Controlled Formation of Silica Particles from Tetraethyl Orthosilicate in Nonionic Water-in-Oil Microemulsions

Abstract

The formation of silica particles by the ammonia-catalyzed hydrolysis of tetraethyl orthosilicate (TEOS) in nonionic water-in-oil microemulsions was investigated as a function of the molecular structure of the surfactant, the type of oil, and the concentrations of surfactant and water. Three types of nonionic surfactants and two oils, heptane and cyclohexane, were used. Microemulsion solutions were characterized using photon correlation spectroscopy, electrical conductivity measurement, and titration of phase separation points. The hydrolysis of TEOS and the size of synthesized silica particles were measured by FTIR spectroscopy and transmission electron microscopy measurements, respectively. It was found that the size distribution of silica particles correlates well with the size, connectivity, and stability of microemulsion droplets.

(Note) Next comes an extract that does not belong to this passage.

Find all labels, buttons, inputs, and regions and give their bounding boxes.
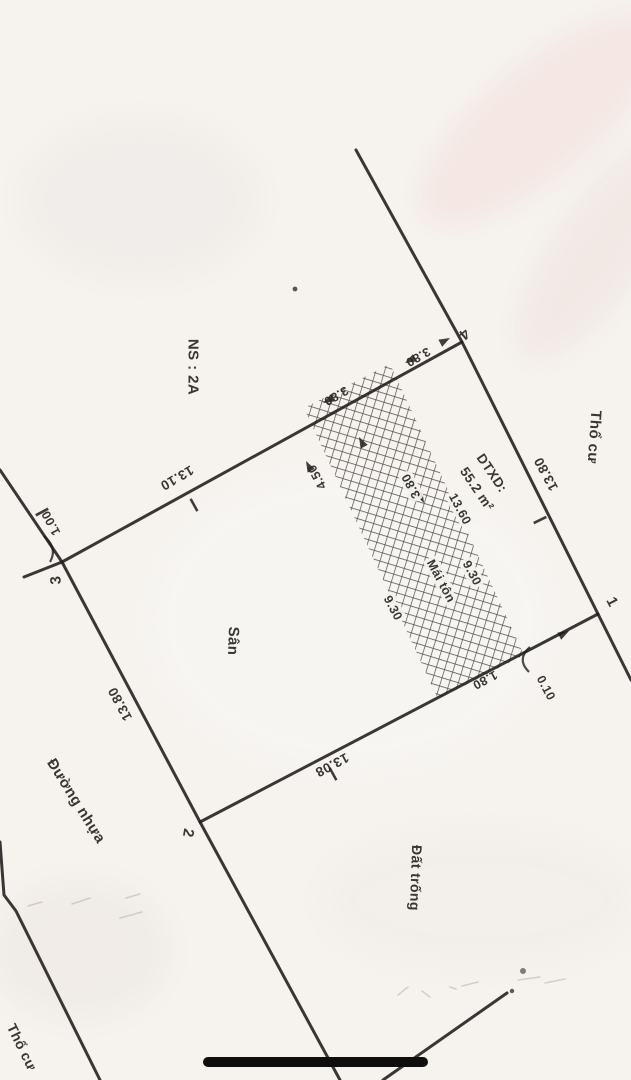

This correlation indicates that the final size distribution of silica particles is predetermined in the silica particle's nucleation stage. In this stage, hydrolyzed (monomeric and polymeric) silica reacting species undergo interdroplet dynamic exchanges to contact one another and grow into nuclei. The results of this study showed that the nucleation of silica particles is enhanced (as to result in smaller final particles) by increasing the number of microemulsion droplets that compartmentalize reacting species in solutions or by increasing the strength of surfactant films in sterically hindering the dynamic exchange of reacting species between droplets. The effect of each variable described above on the formation of silica particles in microemulsions is detailed in the paper.